Qantas has scrapped plans to acquire resources charter operator Alliance Aviation – months after competition regulators opposed the deal – noting that “there is no reasonable path forward” for the merger now.
The flag carrier, which is embroiled in several controversies, will retain its 20% shareholding in Alliance despite terminating the acquisition plan. An existing, longstanding agreement that sees Alliance operate Embraer 190s for Qantas on domestic routes will also remain unchanged.
Qantas first announced plans to acquire the outstanding 80% of Alliance shares in May 2022, as part of a deal valued at around A$614 million ($387 million).
The deal was blocked by the Australian competition watchdog in April this year, on the basis that an acquisition would hurt competition in the air services market that supports the resources sector in Queensland and Western Australia.
The regulator based its decision on feedback that shows Alliance is a “particularly vigorous and effective competitor” in the resources sector, as well as its analysis on the competitive landscape by other Australian operators.
In a joint statement announcing the termination, both carriers say they believe the acquisition “would have created customer value without lessening competition in the highly competitive resources sector, particularly through the efficiencies created through a combined fleet of [Fokker] F100 aircraft”.

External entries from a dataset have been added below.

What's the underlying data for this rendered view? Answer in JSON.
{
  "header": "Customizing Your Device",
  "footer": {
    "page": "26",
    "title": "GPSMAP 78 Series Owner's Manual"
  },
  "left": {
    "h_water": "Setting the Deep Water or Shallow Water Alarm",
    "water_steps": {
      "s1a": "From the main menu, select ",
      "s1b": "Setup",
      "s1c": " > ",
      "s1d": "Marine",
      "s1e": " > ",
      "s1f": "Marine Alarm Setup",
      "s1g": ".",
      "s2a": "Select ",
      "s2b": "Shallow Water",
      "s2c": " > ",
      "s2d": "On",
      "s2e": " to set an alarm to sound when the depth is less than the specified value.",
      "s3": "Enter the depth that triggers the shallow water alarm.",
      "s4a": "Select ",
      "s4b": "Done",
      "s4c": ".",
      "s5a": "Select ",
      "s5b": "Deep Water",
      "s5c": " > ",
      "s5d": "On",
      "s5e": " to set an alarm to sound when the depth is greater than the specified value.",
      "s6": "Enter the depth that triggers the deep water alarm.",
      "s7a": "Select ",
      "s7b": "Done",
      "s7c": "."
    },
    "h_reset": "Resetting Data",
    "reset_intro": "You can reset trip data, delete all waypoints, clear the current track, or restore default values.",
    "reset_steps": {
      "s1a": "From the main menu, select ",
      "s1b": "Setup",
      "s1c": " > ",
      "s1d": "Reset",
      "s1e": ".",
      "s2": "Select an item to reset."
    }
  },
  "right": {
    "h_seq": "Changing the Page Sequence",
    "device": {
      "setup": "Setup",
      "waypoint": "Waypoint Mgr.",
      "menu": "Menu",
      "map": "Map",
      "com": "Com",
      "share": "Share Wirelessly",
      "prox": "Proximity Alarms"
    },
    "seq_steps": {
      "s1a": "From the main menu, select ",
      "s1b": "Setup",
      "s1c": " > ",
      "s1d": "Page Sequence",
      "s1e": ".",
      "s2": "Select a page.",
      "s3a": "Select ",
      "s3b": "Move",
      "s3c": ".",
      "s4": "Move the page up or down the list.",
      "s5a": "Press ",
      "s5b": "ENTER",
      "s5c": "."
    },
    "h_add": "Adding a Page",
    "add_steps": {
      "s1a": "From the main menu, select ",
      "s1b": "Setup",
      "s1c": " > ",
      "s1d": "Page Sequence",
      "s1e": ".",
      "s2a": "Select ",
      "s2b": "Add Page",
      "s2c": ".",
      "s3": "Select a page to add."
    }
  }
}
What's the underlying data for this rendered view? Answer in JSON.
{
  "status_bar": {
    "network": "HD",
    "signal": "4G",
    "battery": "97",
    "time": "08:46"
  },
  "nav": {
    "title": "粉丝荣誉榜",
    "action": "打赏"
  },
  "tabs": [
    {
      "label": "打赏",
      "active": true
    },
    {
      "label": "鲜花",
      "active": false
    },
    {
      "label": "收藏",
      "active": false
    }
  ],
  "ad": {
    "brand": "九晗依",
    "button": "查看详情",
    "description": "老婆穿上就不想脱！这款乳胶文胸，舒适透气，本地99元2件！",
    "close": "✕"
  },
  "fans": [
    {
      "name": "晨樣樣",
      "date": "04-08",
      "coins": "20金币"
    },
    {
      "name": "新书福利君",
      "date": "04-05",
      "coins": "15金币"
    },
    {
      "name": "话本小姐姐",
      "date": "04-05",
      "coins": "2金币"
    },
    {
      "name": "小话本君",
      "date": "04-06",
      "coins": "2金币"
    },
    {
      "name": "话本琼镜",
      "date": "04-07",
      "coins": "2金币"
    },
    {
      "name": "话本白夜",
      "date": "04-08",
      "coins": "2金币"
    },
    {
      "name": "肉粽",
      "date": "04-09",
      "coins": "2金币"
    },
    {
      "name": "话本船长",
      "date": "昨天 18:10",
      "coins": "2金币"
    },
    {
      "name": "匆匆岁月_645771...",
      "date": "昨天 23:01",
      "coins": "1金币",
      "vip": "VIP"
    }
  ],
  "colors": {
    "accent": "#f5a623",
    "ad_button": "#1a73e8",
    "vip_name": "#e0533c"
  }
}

“However, both companies acknowledge that there is no reasonable path forward for the deal at present,” they add.
Qantas says Alliance remains “an important partner”, and has exercised options to lease four more Alliance E190s into its fleet, bringing the total number of aircraft to 26.
The announcement is the latest in a string of challenges to confront the embattled carrier. It recently saw a series of high-level executive departures, and is facing a number of lawsuits, including from the competition regulator for allegedly selling tickets for flights that were already cancelled.